そして、このリンク先は窃盗事件であるのに対し、chatGPTの新しい要約は大麻所持事件です。

なんだ???
何が起こってるんだ?
chatGPTが間違える理由・仮説
あの優秀なchatGPTがこれほど間違えるとは…
そもそもchatGPTはブラウザにアクセスするのが苦手なようです。
chatGPTは2021年9月時点までに集積されたデータベースを元に回答を作成しており、新規にブラウザにアクセスしたりすることは苦手なのでしょう。今回も指定したURLではなく、自分が持っているデータベースの中から近いものを引っ張ってきた可能性が高いのではないかと思われます。
その後も手を変え品を変え、プロンプトを変えて、指示を出しましたが、結局一度も近い回答を出すことはありませんでした。
結論、2021年9月以降に存在するサイトにもアクセスは可能なようです。
しかし、サイト全体を読み込むことはできても、特定のページだけを読み込むことはできないようでした。
こうなれば別のAIに頼る
要約と言えば、chatGPTよりももっと前に一世を風靡したAIがありました。
東大松尾研究室発、大規模言語AI「ELYZA」です。

そしてその結果がこちら!
統合失調症の治療のため、香川県立丸亀病院に入院した患者が自殺した。
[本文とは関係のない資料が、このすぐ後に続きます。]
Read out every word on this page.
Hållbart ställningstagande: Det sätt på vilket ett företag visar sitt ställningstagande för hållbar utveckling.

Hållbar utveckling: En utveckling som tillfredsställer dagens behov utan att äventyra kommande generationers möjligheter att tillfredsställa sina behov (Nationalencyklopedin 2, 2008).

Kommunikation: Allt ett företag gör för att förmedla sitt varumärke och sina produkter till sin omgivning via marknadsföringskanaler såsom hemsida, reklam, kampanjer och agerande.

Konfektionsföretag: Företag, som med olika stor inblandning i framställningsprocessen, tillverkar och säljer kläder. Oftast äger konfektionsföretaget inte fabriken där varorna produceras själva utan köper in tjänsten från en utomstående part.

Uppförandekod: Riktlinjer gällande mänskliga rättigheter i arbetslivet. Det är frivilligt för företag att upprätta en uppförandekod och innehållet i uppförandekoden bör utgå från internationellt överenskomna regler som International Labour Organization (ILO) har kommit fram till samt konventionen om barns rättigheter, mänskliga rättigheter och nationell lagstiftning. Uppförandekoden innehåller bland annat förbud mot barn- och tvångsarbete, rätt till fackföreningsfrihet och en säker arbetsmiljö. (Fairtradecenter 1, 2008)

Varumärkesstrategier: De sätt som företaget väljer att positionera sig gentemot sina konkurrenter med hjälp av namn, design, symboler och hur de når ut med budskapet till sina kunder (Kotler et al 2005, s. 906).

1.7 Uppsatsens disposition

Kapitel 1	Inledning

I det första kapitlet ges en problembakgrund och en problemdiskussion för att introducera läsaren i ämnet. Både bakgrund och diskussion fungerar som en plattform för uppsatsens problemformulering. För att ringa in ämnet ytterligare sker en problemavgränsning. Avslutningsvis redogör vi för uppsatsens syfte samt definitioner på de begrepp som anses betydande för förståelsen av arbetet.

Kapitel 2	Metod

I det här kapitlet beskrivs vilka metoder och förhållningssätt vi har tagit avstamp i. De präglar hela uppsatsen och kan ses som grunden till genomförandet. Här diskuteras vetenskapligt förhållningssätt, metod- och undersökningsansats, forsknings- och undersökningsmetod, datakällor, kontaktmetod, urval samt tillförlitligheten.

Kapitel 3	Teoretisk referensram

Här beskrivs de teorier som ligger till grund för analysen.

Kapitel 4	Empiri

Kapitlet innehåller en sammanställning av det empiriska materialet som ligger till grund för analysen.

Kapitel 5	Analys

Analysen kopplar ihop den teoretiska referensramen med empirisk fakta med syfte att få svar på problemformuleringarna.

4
無断離院の防止策が講じられていなかったため、被上告人が損害賠償を請求した。手術は医師が行わず、任意入院者に対して開放処遇が認められていた。
使えないけどだいぶ近いものが出ました。
結論:chatGPTのオンライン要約は使えない
有料版のapiであれば、判決文をそのままコピペすることが可能ですので、また違った使い方ができると思います。
しかし無料版の場合は文字数制限があるため、長文の裁判の判決をコピペすることはできず、結果ブラウザを読み込ませようと試みましたが、それはできませんでした。
無料版の限界はここまで、という感じでしょうか。
しかしchatGPTは本当に便利ですから、さらなる発展を期待しましょう。